Fashion industry: Is fashion getting more expensive? Trade fears over Bangladesh

Fashion industry: Is fashion getting more expensive? Trade fears over Bangladesh

Bangladesh is one of the most important textile suppliers for the European market. The political unrest in the South Asian country could have a negative impact on traders and manufacturers.

The fashion industry in Germany is currently looking at Bangladesh with concern. There have recently been violent protests in the Far Eastern country. The government of former Prime Minister Sheikh Hasina, who has since fled, then ordered curfews and deployed police and military. According to reports, more than 400 people were killed.

After China, Bangladesh is the most important import country for clothing for the fashion industry in Germany. According to the Federal Statistical Office, goods worth a total of 7.1 billion euros were imported into Germany in 2023. What consequences does the crisis in Bangladesh have for fashion manufacturers and retailers?

Trade expects impact

The German Retail Association (HDE) expects noticeable effects and possibly even rising prices for consumers. “As an important production location for the global fashion industry, short-term factory closures and production interruptions can lead to bottlenecks,” HDE Managing Director Stefan Genth told the German Press Agency. For consumers, this could lead to higher prices and a reduced availability of fashion items.

The Bangladesh Chamber of Commerce says that there have recently been looting, destruction and arson attacks on several textile factories. Many factories have remained closed for the past few days – out of fear of new attacks in the absence of law enforcement officers, according to the President of the German-Bangladesh Chamber of Commerce, M Maksud. He fears that foreign customers may place fewer orders with Bangladesh if the situation does not calm down. Many factory owners hope that normality will quickly return with the transitional government under Nobel Peace Prize winner Muhammad Yunus, who was sworn in on Thursday.

Kik: “We are monitoring the situation in Bangladesh very closely”

The managing director of the Textile, Shoes and Leather Goods Trade Association (BTE), Axel Augustin, says that if there are longer production restrictions, problems for individual brands and retailers cannot be ruled out. “However, I doubt that customers will even notice this, as warehouses are full at the start of the season.” If the temperatures are right, summer goods may also be available.

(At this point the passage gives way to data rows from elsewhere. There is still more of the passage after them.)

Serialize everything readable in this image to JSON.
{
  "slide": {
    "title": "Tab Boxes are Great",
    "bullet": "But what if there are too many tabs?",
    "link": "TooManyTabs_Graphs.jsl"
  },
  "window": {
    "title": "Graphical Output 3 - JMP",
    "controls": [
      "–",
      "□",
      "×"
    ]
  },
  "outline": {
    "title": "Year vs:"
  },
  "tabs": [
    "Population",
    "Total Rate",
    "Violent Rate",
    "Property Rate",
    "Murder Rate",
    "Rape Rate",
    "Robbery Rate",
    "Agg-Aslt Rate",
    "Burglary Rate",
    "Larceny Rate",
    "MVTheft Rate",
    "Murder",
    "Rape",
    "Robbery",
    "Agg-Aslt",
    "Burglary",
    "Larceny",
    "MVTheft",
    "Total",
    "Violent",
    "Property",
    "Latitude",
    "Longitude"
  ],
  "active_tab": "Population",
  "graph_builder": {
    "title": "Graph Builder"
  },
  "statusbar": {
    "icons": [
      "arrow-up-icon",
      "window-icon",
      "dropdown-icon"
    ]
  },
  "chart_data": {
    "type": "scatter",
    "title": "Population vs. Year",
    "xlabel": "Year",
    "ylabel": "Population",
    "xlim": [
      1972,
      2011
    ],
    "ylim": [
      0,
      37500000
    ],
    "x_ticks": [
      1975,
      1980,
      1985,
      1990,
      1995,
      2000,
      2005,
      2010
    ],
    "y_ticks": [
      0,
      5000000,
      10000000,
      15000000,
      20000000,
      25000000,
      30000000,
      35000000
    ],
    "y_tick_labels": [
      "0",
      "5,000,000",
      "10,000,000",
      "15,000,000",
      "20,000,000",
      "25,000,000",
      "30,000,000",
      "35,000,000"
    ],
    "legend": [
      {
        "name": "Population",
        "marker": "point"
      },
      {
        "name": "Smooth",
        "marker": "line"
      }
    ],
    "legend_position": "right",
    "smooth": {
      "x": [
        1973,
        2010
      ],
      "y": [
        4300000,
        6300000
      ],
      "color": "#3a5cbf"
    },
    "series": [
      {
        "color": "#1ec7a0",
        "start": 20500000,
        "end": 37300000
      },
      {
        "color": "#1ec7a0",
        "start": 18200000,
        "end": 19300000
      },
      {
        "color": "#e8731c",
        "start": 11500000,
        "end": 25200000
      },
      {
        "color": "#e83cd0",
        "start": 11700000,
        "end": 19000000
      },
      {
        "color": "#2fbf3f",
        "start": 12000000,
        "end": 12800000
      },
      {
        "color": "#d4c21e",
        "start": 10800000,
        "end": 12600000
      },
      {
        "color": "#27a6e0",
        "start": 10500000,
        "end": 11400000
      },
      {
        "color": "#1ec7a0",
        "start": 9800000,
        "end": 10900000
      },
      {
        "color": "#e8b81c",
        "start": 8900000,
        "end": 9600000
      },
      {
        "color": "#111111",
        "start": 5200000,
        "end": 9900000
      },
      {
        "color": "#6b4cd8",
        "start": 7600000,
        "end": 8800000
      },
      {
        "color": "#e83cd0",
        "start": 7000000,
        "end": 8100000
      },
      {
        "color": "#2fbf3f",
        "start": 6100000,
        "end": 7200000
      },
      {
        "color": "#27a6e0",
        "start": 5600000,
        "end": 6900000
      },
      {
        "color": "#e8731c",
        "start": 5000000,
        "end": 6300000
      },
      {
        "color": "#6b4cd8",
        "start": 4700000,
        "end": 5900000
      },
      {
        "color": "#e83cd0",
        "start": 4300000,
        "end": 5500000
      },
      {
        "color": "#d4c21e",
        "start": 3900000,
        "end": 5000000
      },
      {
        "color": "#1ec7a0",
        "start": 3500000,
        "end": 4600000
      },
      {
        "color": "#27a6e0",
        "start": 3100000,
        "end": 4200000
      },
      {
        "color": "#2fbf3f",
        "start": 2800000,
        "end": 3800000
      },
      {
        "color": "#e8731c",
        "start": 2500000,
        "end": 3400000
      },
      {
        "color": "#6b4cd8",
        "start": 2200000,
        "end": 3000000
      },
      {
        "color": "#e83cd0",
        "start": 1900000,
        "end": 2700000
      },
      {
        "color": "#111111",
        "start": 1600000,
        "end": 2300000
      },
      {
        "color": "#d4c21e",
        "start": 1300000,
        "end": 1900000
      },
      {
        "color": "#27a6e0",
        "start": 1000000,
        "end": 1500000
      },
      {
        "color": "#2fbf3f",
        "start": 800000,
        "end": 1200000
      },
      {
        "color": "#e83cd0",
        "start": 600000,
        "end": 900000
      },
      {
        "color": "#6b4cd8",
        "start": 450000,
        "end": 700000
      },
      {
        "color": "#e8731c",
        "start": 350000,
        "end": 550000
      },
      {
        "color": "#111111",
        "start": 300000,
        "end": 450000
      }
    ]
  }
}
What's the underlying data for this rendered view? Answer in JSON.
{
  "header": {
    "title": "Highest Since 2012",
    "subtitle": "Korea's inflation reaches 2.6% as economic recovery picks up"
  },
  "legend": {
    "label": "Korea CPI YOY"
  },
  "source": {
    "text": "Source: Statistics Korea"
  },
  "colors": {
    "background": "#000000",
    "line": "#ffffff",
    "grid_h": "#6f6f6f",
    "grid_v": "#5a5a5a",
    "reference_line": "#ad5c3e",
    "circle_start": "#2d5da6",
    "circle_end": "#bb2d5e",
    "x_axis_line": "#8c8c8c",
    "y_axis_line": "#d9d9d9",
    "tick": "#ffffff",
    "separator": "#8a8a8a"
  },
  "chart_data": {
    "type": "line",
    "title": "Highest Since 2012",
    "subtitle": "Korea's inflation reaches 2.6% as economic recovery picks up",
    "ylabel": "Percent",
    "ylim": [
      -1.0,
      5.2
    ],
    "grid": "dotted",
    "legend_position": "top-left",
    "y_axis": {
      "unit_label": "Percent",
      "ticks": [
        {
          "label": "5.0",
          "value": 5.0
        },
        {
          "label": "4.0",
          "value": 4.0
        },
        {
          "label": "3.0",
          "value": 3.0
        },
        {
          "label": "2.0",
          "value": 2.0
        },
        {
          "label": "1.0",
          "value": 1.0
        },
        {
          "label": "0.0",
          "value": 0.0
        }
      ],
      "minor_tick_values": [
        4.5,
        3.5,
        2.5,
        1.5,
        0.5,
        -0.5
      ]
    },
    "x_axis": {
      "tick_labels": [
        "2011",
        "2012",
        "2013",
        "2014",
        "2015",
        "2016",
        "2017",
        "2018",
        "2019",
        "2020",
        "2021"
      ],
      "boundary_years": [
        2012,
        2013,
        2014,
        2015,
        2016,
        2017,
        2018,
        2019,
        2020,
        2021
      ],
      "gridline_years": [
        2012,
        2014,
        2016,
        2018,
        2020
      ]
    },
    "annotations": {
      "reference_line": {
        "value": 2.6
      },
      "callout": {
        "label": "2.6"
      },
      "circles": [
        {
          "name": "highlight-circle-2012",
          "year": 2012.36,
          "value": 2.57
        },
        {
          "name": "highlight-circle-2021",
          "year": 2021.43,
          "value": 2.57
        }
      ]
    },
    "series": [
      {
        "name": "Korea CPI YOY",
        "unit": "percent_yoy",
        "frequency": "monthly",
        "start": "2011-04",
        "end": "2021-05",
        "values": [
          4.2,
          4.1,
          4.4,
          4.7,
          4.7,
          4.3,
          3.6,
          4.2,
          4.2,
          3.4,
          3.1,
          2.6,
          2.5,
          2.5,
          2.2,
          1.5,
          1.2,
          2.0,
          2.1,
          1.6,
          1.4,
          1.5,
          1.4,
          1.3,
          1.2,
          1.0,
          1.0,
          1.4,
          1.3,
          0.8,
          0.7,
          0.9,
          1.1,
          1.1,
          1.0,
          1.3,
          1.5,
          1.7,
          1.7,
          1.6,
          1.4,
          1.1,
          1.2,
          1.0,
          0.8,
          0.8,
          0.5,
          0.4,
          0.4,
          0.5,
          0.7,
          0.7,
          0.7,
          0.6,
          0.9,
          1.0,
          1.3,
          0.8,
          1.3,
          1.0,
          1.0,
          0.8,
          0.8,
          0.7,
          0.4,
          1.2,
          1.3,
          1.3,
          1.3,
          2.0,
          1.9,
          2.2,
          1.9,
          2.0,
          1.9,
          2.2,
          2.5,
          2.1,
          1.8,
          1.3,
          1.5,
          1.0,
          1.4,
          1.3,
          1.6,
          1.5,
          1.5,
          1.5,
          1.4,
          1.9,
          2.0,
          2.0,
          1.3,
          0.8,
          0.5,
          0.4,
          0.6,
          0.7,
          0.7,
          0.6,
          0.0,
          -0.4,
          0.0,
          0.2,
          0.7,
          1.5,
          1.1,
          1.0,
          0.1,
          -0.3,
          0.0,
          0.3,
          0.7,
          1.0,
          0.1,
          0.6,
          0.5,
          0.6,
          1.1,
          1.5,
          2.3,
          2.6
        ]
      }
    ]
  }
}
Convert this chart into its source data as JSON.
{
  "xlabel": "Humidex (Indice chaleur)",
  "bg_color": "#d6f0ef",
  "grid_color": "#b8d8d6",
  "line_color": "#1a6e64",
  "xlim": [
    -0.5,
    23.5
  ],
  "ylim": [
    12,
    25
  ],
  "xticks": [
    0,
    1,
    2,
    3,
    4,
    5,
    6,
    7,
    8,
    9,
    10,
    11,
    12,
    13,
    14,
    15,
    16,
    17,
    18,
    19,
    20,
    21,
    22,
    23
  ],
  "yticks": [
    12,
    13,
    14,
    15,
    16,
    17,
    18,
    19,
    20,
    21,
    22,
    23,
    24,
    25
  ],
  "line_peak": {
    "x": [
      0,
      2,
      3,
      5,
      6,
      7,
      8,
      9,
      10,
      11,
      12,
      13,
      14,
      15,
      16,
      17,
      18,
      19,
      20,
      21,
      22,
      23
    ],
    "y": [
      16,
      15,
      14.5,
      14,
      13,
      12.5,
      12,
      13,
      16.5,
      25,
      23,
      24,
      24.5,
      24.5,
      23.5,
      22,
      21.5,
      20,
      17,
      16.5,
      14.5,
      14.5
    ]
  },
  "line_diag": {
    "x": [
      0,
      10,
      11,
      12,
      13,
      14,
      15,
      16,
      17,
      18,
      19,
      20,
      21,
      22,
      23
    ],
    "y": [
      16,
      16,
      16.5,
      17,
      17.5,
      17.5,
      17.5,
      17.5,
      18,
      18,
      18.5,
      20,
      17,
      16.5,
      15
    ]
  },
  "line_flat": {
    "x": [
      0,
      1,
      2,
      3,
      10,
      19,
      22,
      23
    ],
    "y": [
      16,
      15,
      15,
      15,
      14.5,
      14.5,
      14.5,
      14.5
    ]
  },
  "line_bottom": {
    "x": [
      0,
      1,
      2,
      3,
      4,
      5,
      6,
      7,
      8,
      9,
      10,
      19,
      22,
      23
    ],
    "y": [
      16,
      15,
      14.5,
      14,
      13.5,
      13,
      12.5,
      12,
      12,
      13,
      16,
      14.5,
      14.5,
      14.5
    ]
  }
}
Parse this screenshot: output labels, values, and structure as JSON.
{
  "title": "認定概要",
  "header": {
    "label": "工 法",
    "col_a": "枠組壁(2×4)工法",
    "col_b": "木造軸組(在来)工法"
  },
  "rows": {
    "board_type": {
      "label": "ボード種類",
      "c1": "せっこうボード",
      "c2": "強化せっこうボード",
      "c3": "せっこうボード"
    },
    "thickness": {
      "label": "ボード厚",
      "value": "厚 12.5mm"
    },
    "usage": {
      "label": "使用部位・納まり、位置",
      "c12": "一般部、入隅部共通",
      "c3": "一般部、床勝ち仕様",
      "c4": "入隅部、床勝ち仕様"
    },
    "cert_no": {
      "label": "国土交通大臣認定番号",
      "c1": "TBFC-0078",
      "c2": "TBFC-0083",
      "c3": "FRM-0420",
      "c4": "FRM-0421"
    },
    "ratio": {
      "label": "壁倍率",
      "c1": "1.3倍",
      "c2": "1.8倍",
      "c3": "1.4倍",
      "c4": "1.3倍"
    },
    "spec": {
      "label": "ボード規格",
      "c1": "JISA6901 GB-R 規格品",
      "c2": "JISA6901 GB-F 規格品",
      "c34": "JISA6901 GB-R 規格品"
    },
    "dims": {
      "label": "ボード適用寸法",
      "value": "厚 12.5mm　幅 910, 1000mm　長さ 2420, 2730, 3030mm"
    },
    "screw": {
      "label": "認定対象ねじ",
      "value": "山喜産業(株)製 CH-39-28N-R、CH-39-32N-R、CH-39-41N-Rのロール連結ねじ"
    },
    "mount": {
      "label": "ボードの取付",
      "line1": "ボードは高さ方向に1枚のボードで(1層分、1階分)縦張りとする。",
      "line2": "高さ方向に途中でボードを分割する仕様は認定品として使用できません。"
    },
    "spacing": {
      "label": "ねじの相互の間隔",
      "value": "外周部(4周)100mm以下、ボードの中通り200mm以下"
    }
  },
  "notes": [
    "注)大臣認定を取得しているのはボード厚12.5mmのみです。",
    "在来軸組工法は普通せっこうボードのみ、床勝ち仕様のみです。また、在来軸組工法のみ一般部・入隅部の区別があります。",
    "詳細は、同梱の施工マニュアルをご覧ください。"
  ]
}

The German Textile and Fashion Industry Association is currently not seeing any noticeable abnormalities resulting from the situation in Bangladesh. So far, there has been no feedback about disruptions to supply chains, said a spokeswoman. The association mainly represents medium-sized textile and fashion producers.

Many large companies such as Zara, Hennes & Mauritz (H&M) and Kik have a significant amount of clothing produced in Bangladesh. When asked, a spokesperson for the textile discounter Kik said: “We are monitoring the situation in Bangladesh very closely.” In this tense situation, the top priority is the well-being of the local people. Suppliers in Bangladesh say that the situation has calmed down and that operations in the factories have resumed.

According to the company, Kik’s supplier network in Bangladesh includes around 100 textile factories. In the event of delivery failures, quick and uncomplicated solutions will be found, the company said. Orders for goods are planned long-term, so customers can rely on finding the full range in the stores. The Swedish fashion chain H&M announced: “According to the latest information, most factories are gradually reopening. Safety remains a priority.”

Hugo Boss and Intersport want to produce more in Europe again

Bangladesh has been one of the most important clothing suppliers for years, but recently the country has become increasingly important for the fashion world and trade in Germany, according to figures from the Federal Statistical Office. Bangladesh’s share of imports rose from 12 percent in 2013 to more than 20 percent recently.

There are almost 4,000 textile factories in the South Asian country, which employ more than four million workers, mostly women. This is according to figures from the Bangladesh Garment Manufacturers and Exporters Association. The sector generates more than 46 billion dollars per year, which is more than 80 percent of the country’s total export volume. Most textiles are shipped to the USA and Europe.

What is the local fashion industry doing to cushion its dependence on individual locations in crisis situations? In order to minimize the risk of supply bottlenecks, retailers and manufacturers say they have increasingly diversified their production and spread it across several different supplier countries. The aim is to ensure supplies.

Several retailers recently announced that they want to move their production away from Asia. The fashion group Hugo Boss wants to have more production in Europe and America again. Shipping goods from one continent to another is no longer up to date, they said. Another motive is geopolitical tensions and the resulting attempt to prevent dependencies.

The sporting goods retailer group Intersport also wants to have its own brands produced less in the Far East and more in Europe and North Africa. The reason given for this was faster deliveries and greater independence from Asia. The company also wants to support production in Europe.